Having become a close friend of two young Japanese while still a student, Lévi always sought to strengthen living cross-cultural associations and to recover dimensions of cultural heritage for the benefit of all. These humanistic concerns were evident not only in his scholarship but in his numerous activities as an unofficial cultural ambassador. Instrumental in establishing the École Française d'Extrême Orient, the Institut de Civilisation Indienne, and the Musée Guimet, Lévi founded the Maison Franco-Japonaise and was its first director. His close friendship with the ruling family of Nepal resulted in his classic three-volume work, Le Népal. As a friend and adviser of such Indians as Rabindranath Tagore and as a teacher of students, such as Takakusu Junjirō, who came to him from Japan, India, and other Asian countries, Lévi internationalized Asian religious studies and was perhaps Europe's first "postcolonial" Orientalist.
An important element in Lévi's background as a scholar was his abiding interest in Judaism of the Diaspora. The son of Alsatian Jewish immigrants, he worked tirelessly on behalf of world Jewry, becoming the president of the Alliance Israélite Universelle. In the last years of his life, efforts on behalf of Jewish refugees from Germany consumed much of his energy. Clearly, he saw parallels between the adventure of Buddhism in Asia and the impact of Jewish life and thought in Europe. The one historical verity reinforced the other; together the two helped shape and direct a career that changed European Orientalism and inaugurated an epoch in scholarship and in the human interaction between Europe and Asia. Lévi was, as one of his admirers put it, more than an Orientalist: he was a humanist.
Bibliography
Lévi's writings remain untranslated from the French. A fairly complete bibliography concludes Victor Goloubew's tribute, "Sylvain Lévi et l'Indochine," Bulletin de l'École Française d'Extrême Orient 35 (1935): 551–574. The volume Mémorial Sylvain Lévi, edited by Louis Renou (Paris, 1937), contains forty-two articles by Lévi that eloquently illustrate the nature and range of his interests and scholarship. Renou's preface to this collection, "Sylvain Lévi et son œuvre scientifique" (first published in the Journal asiatique ), is an informative and affectionate evaluation of the scholar and the man. Ivan Strenski continues his useful exploration of Levi's influence on Émile Durkheim and his school in Durkheim and the Jews of France (Chicago, 1997).

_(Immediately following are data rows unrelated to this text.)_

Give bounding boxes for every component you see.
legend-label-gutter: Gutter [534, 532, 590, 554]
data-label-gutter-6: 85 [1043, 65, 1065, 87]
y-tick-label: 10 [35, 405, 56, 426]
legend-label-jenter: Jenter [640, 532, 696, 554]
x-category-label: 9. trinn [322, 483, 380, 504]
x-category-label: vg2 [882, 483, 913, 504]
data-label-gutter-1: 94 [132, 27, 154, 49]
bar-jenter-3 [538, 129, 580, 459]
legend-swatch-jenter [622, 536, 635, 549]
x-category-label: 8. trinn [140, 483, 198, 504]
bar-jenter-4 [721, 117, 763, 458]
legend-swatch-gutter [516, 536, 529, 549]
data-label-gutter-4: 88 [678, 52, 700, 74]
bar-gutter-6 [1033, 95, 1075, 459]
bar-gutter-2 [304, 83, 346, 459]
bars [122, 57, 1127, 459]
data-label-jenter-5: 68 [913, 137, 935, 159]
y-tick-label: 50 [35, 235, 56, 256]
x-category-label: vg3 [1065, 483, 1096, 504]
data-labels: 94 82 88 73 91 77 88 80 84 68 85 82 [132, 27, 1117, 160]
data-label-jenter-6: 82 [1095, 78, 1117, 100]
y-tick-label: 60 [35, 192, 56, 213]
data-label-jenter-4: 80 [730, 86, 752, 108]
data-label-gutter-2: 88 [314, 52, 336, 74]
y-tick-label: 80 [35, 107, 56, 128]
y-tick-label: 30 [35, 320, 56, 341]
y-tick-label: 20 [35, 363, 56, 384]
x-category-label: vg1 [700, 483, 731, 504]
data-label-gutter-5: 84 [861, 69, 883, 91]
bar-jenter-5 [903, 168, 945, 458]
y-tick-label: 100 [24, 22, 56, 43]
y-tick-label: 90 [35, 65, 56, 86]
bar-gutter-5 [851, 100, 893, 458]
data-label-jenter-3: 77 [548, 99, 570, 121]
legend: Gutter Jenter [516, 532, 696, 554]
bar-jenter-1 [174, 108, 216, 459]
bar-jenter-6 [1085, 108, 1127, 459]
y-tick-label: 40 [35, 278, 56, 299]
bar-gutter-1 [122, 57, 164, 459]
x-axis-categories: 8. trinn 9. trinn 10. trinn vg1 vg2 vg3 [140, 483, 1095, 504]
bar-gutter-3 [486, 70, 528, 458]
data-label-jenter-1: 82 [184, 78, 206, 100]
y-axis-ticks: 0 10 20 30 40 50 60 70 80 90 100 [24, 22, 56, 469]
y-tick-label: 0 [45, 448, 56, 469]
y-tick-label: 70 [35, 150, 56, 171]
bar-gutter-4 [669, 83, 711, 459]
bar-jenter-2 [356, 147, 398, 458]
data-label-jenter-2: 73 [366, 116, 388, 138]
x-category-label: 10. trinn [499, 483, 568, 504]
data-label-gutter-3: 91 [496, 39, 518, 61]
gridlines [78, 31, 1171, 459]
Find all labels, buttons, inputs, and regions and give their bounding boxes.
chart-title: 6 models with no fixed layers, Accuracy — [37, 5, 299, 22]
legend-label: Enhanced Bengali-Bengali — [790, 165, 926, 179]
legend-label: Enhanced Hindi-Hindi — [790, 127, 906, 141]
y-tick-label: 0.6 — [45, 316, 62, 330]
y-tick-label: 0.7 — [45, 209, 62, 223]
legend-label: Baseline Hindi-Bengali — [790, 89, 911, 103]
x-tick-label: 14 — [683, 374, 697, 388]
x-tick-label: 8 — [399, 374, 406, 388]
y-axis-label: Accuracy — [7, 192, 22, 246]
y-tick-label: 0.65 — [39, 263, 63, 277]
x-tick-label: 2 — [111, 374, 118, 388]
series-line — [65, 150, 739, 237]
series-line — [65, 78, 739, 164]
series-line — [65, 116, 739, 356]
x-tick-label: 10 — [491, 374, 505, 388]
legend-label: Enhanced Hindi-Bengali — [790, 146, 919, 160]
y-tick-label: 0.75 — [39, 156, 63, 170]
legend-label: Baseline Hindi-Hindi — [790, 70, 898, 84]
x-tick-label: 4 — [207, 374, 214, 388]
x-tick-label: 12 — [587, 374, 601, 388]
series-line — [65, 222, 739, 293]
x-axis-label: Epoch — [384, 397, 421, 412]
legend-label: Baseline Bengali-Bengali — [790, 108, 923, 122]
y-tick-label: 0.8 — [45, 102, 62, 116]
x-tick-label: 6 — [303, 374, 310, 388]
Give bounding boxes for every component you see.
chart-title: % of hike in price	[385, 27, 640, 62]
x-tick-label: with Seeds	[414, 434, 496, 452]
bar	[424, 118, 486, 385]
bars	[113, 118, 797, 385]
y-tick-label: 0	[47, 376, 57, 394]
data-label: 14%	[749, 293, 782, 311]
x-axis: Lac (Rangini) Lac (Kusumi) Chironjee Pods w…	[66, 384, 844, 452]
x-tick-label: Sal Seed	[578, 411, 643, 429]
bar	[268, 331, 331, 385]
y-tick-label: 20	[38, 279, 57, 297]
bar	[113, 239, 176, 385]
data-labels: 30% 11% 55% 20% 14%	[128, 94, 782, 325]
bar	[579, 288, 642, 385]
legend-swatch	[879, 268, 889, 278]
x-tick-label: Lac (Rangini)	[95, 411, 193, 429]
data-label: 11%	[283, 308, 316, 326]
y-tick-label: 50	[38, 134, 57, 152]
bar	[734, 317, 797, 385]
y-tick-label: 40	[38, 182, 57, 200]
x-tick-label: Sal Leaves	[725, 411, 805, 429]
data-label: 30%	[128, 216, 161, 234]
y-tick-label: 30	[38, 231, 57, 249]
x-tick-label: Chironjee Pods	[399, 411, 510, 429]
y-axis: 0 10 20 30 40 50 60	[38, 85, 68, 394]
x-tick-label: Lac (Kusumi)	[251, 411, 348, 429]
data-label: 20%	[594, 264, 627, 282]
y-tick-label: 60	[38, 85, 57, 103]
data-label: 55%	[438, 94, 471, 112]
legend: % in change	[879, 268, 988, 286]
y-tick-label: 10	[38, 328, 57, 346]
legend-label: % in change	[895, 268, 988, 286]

The essays (including an address in English) published as L'Inde et le monde (Paris, 1925) may be the most accessible introduction to Lévi's thought. Of his longer works, three are indisputable classics: Le théâtre indien, 2 vols. in 1 (Paris, 1890), La doctrine du sacrifice dans les Brāhmaṇas (Paris, 1898), and Le Népal: Étude historique d'un royaume hindou, 3 vols. (Paris, 1905–1908). Among his numerous editions, translations, and studies, two that remain especially important are Asanga: Mahayana-sutralamkara; Exposé de la doctrine du Grand Véhicule selon le système Yogacara, 2 vols. (Paris, 1907–1911), and Un système de philosophie bouddhique: Matériaux pour l'étude du système Vijñaptimātra (Paris, 1932).